Я раздеваюсь, залезаю под одеяло. В романтических фильмах конец всегда счастливый, в отличие от жизни, где только вначале все хорошо. Впрочем, мне, надеюсь, до конца еще далеко.
Дорсет, 2010
Тринадцать месяцев спустя
Тридцатого декабря, устав скучать по Майклу, я решила совершить прогулку на Голден-Кэп. Оттуда в обе стороны открывается прекрасный вид на побережье. Летом там пахнет можжевельником, а сейчас воздух будет напоен соленой свежестью. Можно поискать нужные цвета, хотя для серьезной работы придется дождаться тепла. Но все равно есть надежда найти какие-нибудь интересные ветви.
Мы с Берти выходим в семь. В деревне тишина, огни только в нескольких окнах. Ночь еще не отошла достаточно далеко. Коттеджи окутаны туманными тенями. Я осторожно ступаю, стараюсь не разбудить тех, кто еще спит. Пусть еще поспят. Но из переулка доносятся шаги. Кто-то идет нетвердой усталой походкой. Может, это фермерша возвращается домой после дойки или рыбак идет с утренним уловом.
Из-за угла появляется высокий худой мужчина. Он согнулся, лицо в полумраке разглядеть невозможно. Но через несколько секунд я узнаю Тэда.
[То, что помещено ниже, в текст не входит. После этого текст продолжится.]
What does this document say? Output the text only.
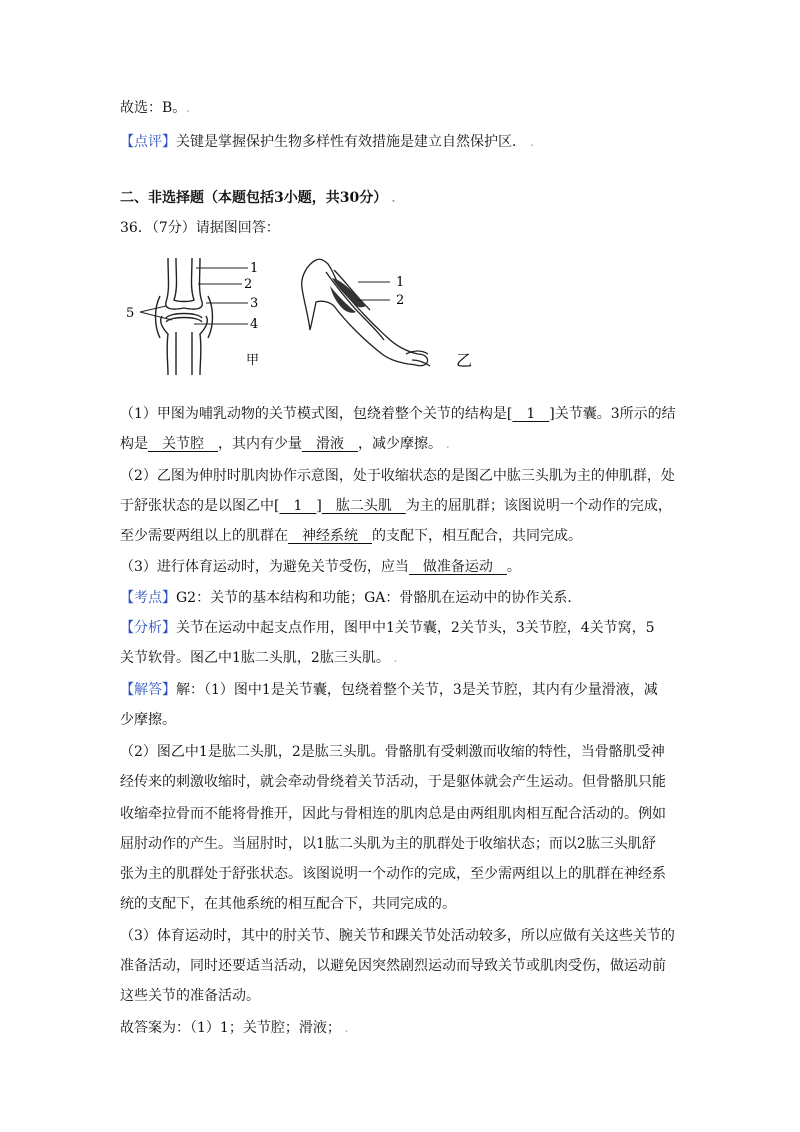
故选：B。.
【点评】关键是掌握保护生物多样性有效措施是建立自然保护区． .
二、非选择题（本题包括3小题，共30分） .
36．（7分）请据图回答：
1
2
3
4
5
甲
1
2
乙
（1）甲图为哺乳动物的关节模式图，包绕着整个关节的结构是[　1　]关节囊。3所示的结
构是　关节腔　，其内有少量　滑液　，减少摩擦。 .
（2）乙图为伸肘时肌肉协作示意图，处于收缩状态的是图乙中肱三头肌为主的伸肌群，处
于舒张状态的是以图乙中[　1　]　肱二头肌　为主的屈肌群；该图说明一个动作的完成，
至少需要两组以上的肌群在　神经系统　的支配下，相互配合，共同完成。
（3）进行体育运动时，为避免关节受伤，应当　做准备运动　。
【考点】G2：关节的基本结构和功能；GA：骨骼肌在运动中的协作关系．
【分析】关节在运动中起支点作用，图甲中1关节囊，2关节头，3关节腔，4关节窝，5
关节软骨。图乙中1肱二头肌，2肱三头肌。 .
【解答】解：（1）图中1是关节囊，包绕着整个关节，3是关节腔，其内有少量滑液，减
少摩擦。
（2）图乙中1是肱二头肌，2是肱三头肌。骨骼肌有受刺激而收缩的特性，当骨骼肌受神
经传来的刺激收缩时，就会牵动骨绕着关节活动，于是躯体就会产生运动。但骨骼肌只能
收缩牵拉骨而不能将骨推开，因此与骨相连的肌肉总是由两组肌肉相互配合活动的。例如
屈肘动作的产生。当屈肘时，以1肱二头肌为主的肌群处于收缩状态；而以2肱三头肌舒
张为主的肌群处于舒张状态。该图说明一个动作的完成，至少需两组以上的肌群在神经系
统的支配下，在其他系统的相互配合下，共同完成的。
（3）体育运动时，其中的肘关节、腕关节和踝关节处活动较多，所以应做有关这些关节的
准备活动，同时还要适当活动，以避免因突然剧烈运动而导致关节或肌肉受伤，做运动前
这些关节的准备活动。
故答案为：（1）1；关节腔；滑液； .
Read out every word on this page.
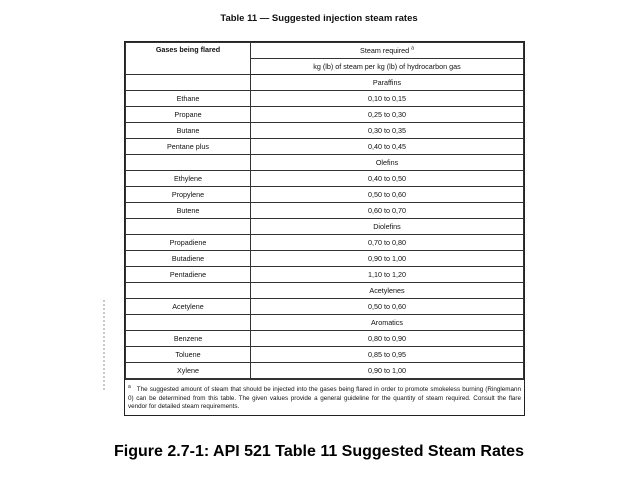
Table 11 — Suggested injection steam rates
Gases being flared	Steam required $^a$
	kg (lb) of steam per kg (lb) of hydrocarbon gas
	Paraffins
Ethane	0,10 to 0,15
Propane	0,25 to 0,30
Butane	0,30 to 0,35
Pentane plus	0,40 to 0,45
	Olefins
Ethylene	0,40 to 0,50
Propylene	0,50 to 0,60
Butene	0,60 to 0,70
	Diolefins
Propadiene	0,70 to 0,80
Butadiene	0,90 to 1,00
Pentadiene	1,10 to 1,20
	Acetylenes
Acetylene	0,50 to 0,60
	Aromatics
Benzene	0,80 to 0,90
Toluene	0,85 to 0,95
Xylene	0,90 to 1,00
$^a$ The suggested amount of steam that should be injected into the gases being flared in order to promote smokeless burning (Ringlemann 0) can be determined from this table. The given values provide a general guideline for the quantity of steam required. Consult the flare vendor for detailed steam requirements.
Figure 2.7-1: API 521 Table 11 Suggested Steam Rates
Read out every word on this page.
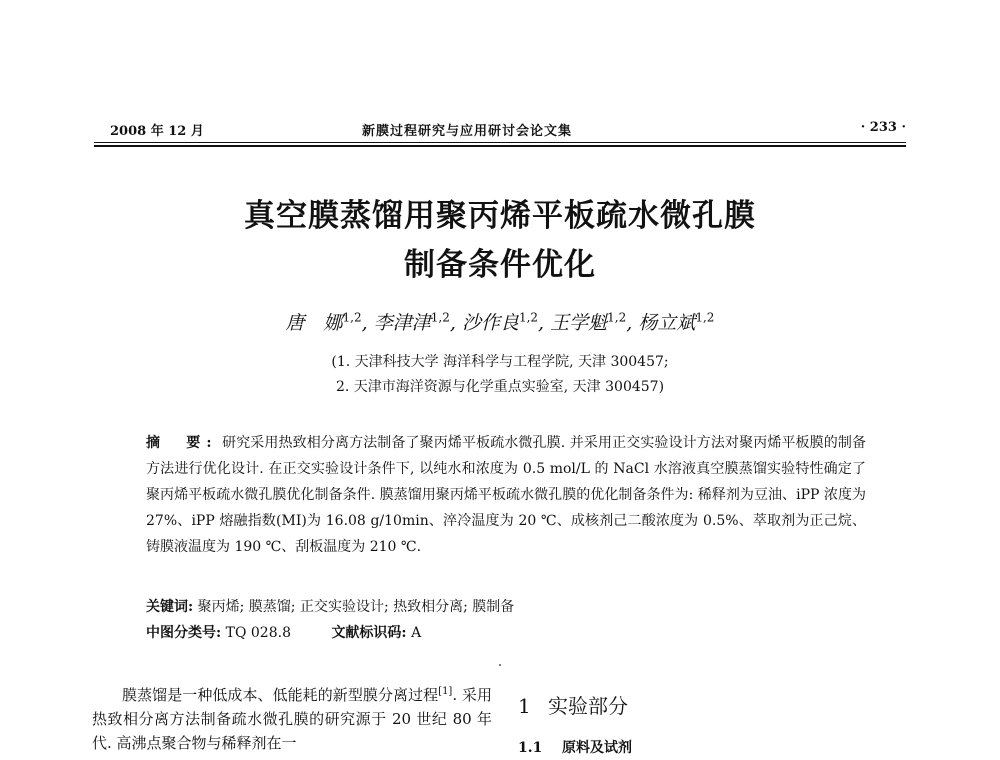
2008 年 12 月	新膜过程研究与应用研讨会论文集	· 233 ·
真空膜蒸馏用聚丙烯平板疏水微孔膜
制备条件优化
唐　娜$^{1,2}$, 李津津$^{1,2}$, 沙作良$^{1,2}$, 王学魁$^{1,2}$, 杨立斌$^{1,2}$
(1. 天津科技大学 海洋科学与工程学院, 天津 300457;
2. 天津市海洋资源与化学重点实验室, 天津 300457)
摘　要: 研究采用热致相分离方法制备了聚丙烯平板疏水微孔膜. 并采用正交实验设计方法对聚丙烯平板膜的制备方法进行优化设计. 在正交实验设计条件下, 以纯水和浓度为 0.5 mol/L 的 NaCl 水溶液真空膜蒸馏实验特性确定了聚丙烯平板疏水微孔膜优化制备条件. 膜蒸馏用聚丙烯平板疏水微孔膜的优化制备条件为: 稀释剂为豆油、iPP 浓度为 27%、iPP 熔融指数(MI)为 16.08 g/10min、淬冷温度为 20 ℃、成核剂己二酸浓度为 0.5%、萃取剂为正己烷、铸膜液温度为 190 ℃、刮板温度为 210 ℃.
关键词: 聚丙烯; 膜蒸馏; 正交实验设计; 热致相分离; 膜制备
中图分类号: TQ 028.8	文献标识码: A
  膜蒸馏是一种低成本、低能耗的新型膜分离过程[1]. 采用热致相分离方法制备疏水微孔膜的研究源于 20 世纪 80 年代. 高沸点聚合物与稀释剂在一
1 实验部分
1.1 原料及试剂
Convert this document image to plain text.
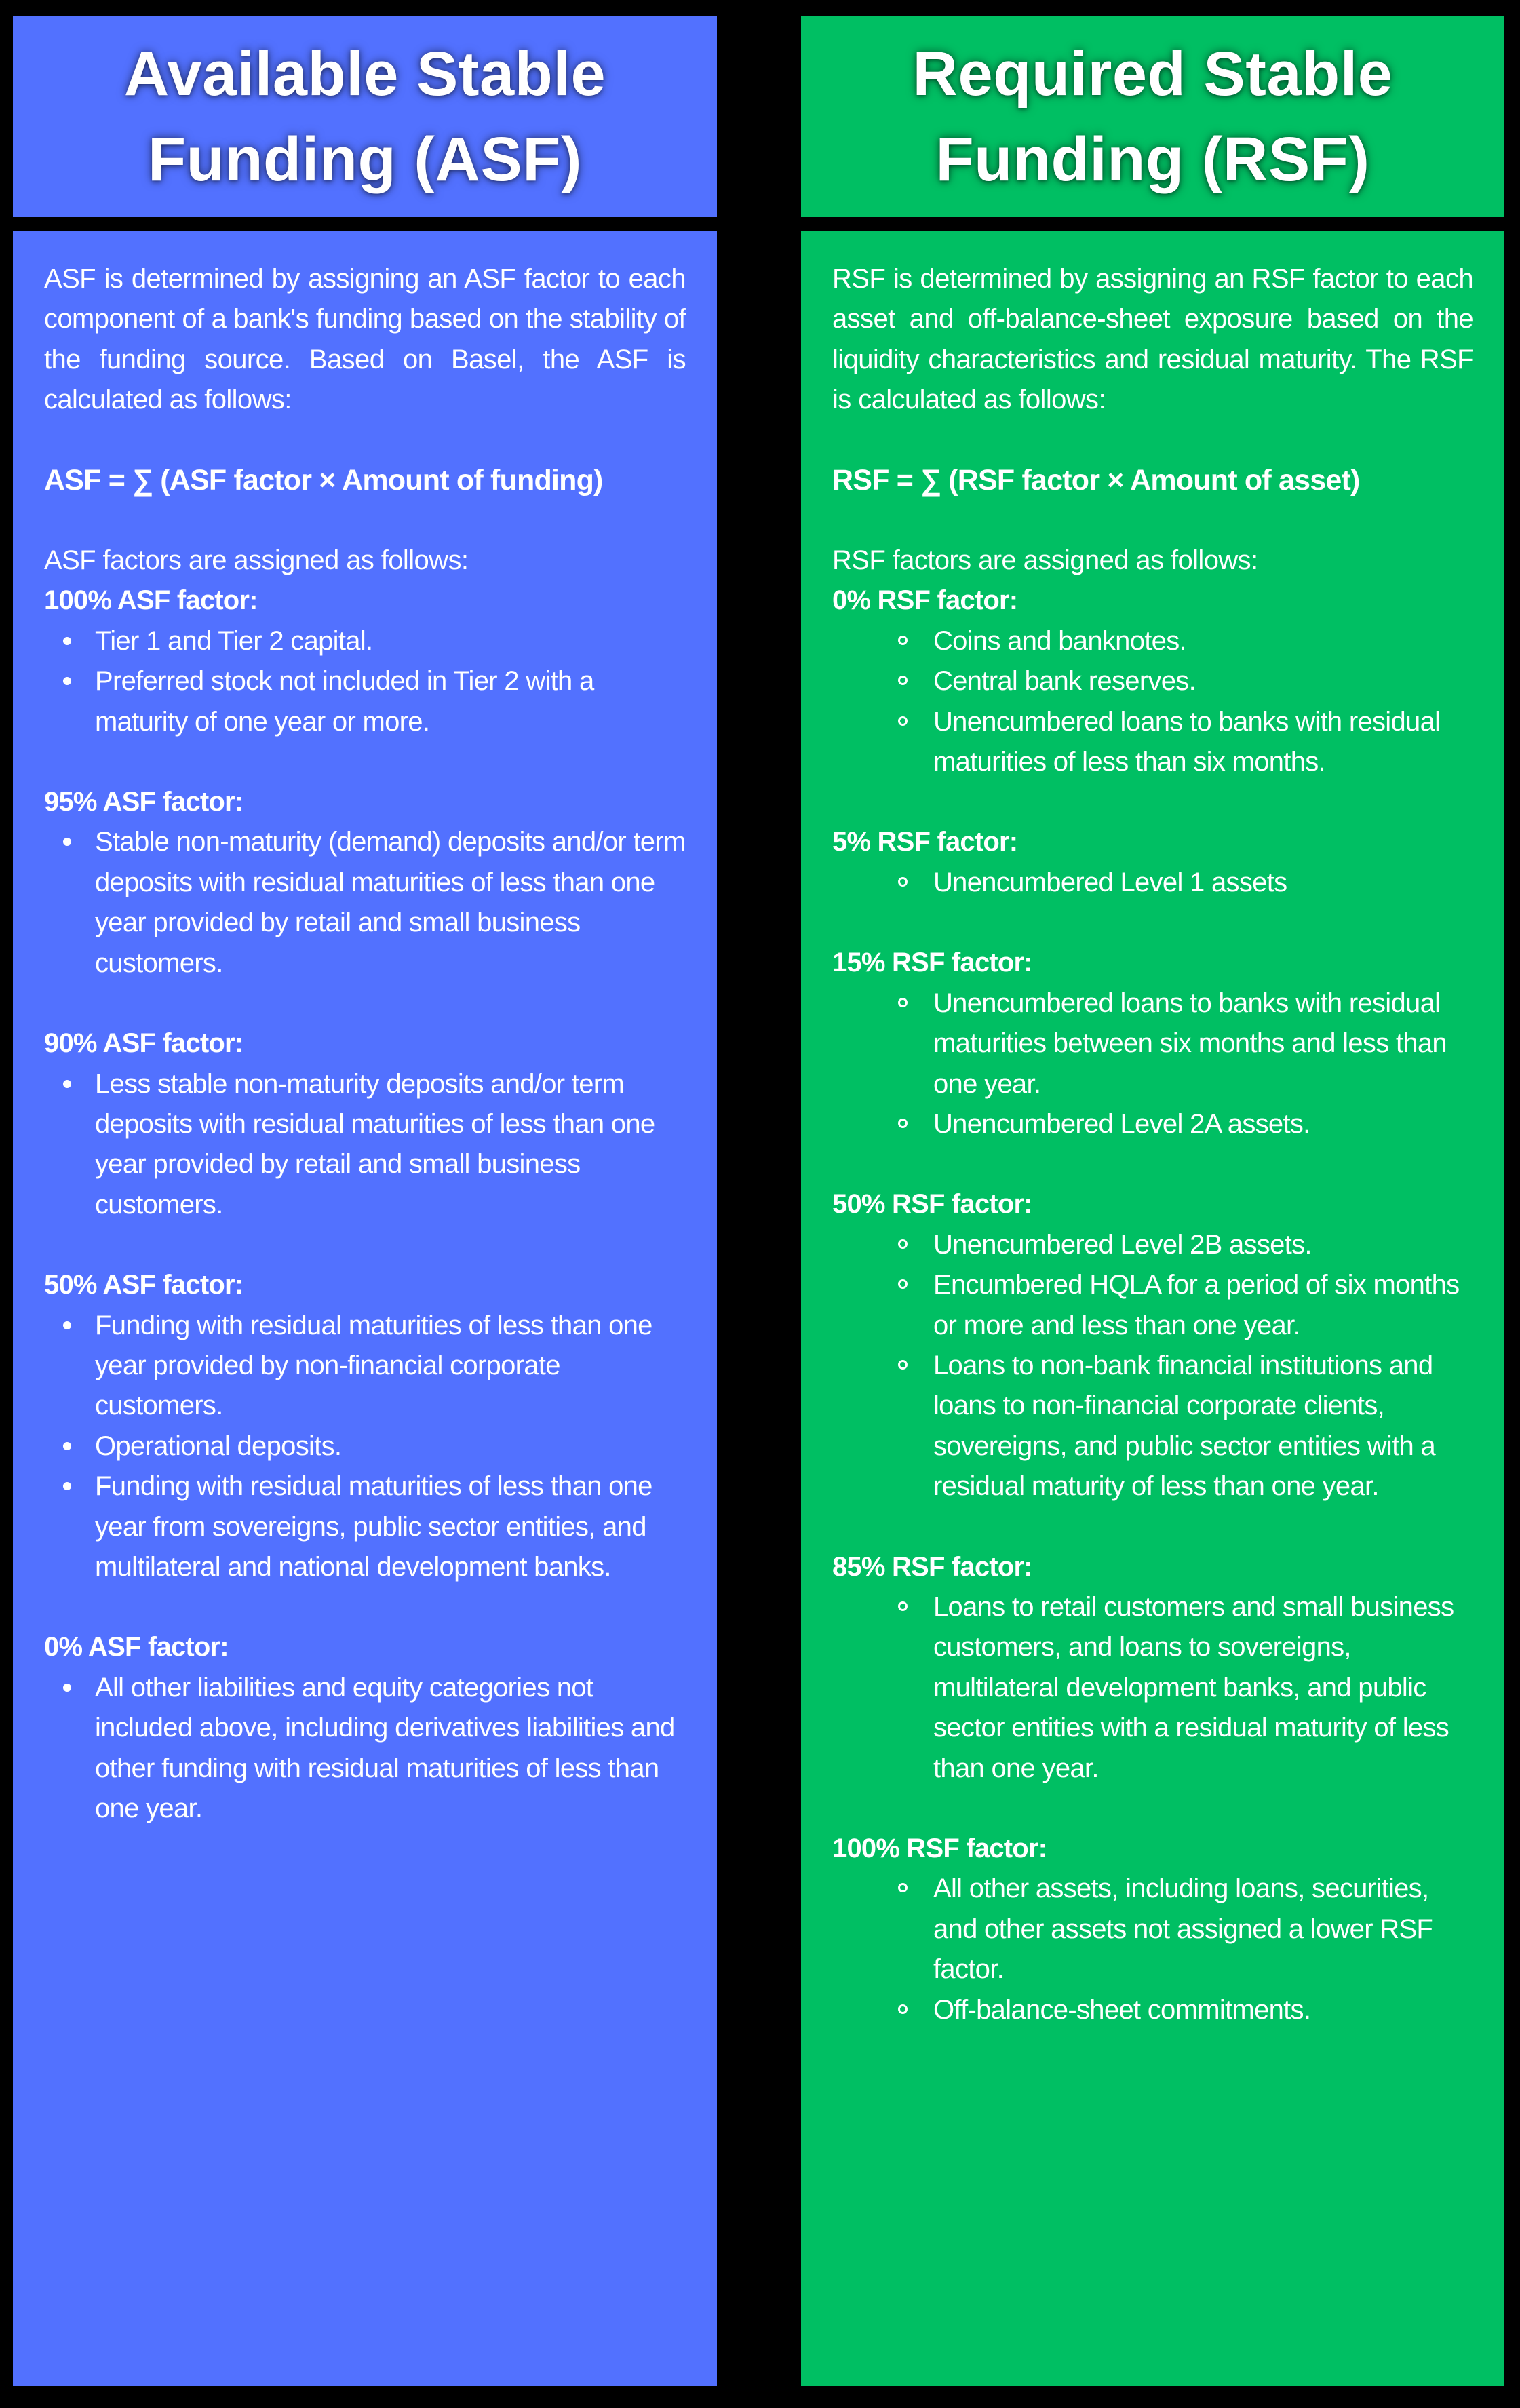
Available Stable Funding (ASF)
Required Stable Funding (RSF)

ASF is determined by assigning an ASF factor to each component of a bank's funding based on the stability of the funding source. Based on Basel, the ASF is calculated as follows:

ASF = ∑ (ASF factor × Amount of funding)

ASF factors are assigned as follows:

100% ASF factor:
Tier 1 and Tier 2 capital.
Preferred stock not included in Tier 2 with a maturity of one year or more.
95% ASF factor:
Stable non-maturity (demand) deposits and/or term deposits with residual maturities of less than one year provided by retail and small business customers.
90% ASF factor:
Less stable non-maturity deposits and/or term deposits with residual maturities of less than one year provided by retail and small business customers.
50% ASF factor:
Funding with residual maturities of less than one year provided by non-financial corporate customers.
Operational deposits.
Funding with residual maturities of less than one year from sovereigns, public sector entities, and multilateral and national development banks.
0% ASF factor:
All other liabilities and equity categories not included above, including derivatives liabilities and other funding with residual maturities of less than one year.

RSF is determined by assigning an RSF factor to each asset and off-balance-sheet exposure based on the liquidity characteristics and residual maturity. The RSF is calculated as follows:

RSF = ∑ (RSF factor × Amount of asset)

RSF factors are assigned as follows:

0% RSF factor:
Coins and banknotes.
Central bank reserves.
Unencumbered loans to banks with residual maturities of less than six months.
5% RSF factor:
Unencumbered Level 1 assets
15% RSF factor:
Unencumbered loans to banks with residual maturities between six months and less than one year.
Unencumbered Level 2A assets.
50% RSF factor:
Unencumbered Level 2B assets.
Encumbered HQLA for a period of six months or more and less than one year.
Loans to non-bank financial institutions and loans to non-financial corporate clients, sovereigns, and public sector entities with a residual maturity of less than one year.
85% RSF factor:
Loans to retail customers and small business customers, and loans to sovereigns, multilateral development banks, and public sector entities with a residual maturity of less than one year.
100% RSF factor:
All other assets, including loans, securities, and other assets not assigned a lower RSF factor.
Off-balance-sheet commitments.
Он выглядит утомленным, словно несколько миль шел пешком.
Я забыла, что он прислал сообщение, и, неожиданно встретив его здесь, чувствую неловкость. Мы вполне могли разминуться. Он дошел бы до коттеджа, обнаружил, что тот заперт, и повернул бы обратно. Я опираюсь рукой о садовую стену, в тусклом утреннем свете шершавые влажные камни почти не видны. И он меня не видит, но должен слышать биение моего сердца, которое, кажется, гремит как колокол. Наверное, не слышит, потому что проходит мимо. Я задерживаю дыхание, но Берти рвется к нему, виляя хвостом. Тэд наклоняется, возможно удивленный тем, как этот пес похож на Берти, но затем, осознав, что это и есть Берти, быстро поднимает глаза, видит меня и радостно произносит мое имя. Затем идет ко мне, но я инстинктивно отступаю. Смотрю не на него, а дальше, на увитую плющом садовую стену. Он говорит, что оставил автомобиль на стоянке у паба. Не захотел будить людей шумом мотора. Мы идем к коттеджу. Берти семенит между нами, то и дело поднимая к Тэду голову.
На кухне он долго сидит за столом в пальто, как гость, который не собирается долго задерживаться. Я варю кофе, ставлю перед ним чашку и отхожу назад. Его присутствие кажется мне странным.
– Если бы я не заметил тебя у стены, ты бы прошла мимо? – спрашивает он медленно и устало. Под глазами у него я вижу лиловые круги. Волосы поседели и поредели. Густая щетина, как будто он отращивает бороду.
Я молчу. Все эти недели и месяцы после ухода Наоми я ждала его, а он проходил мимо, спеша к другой женщине.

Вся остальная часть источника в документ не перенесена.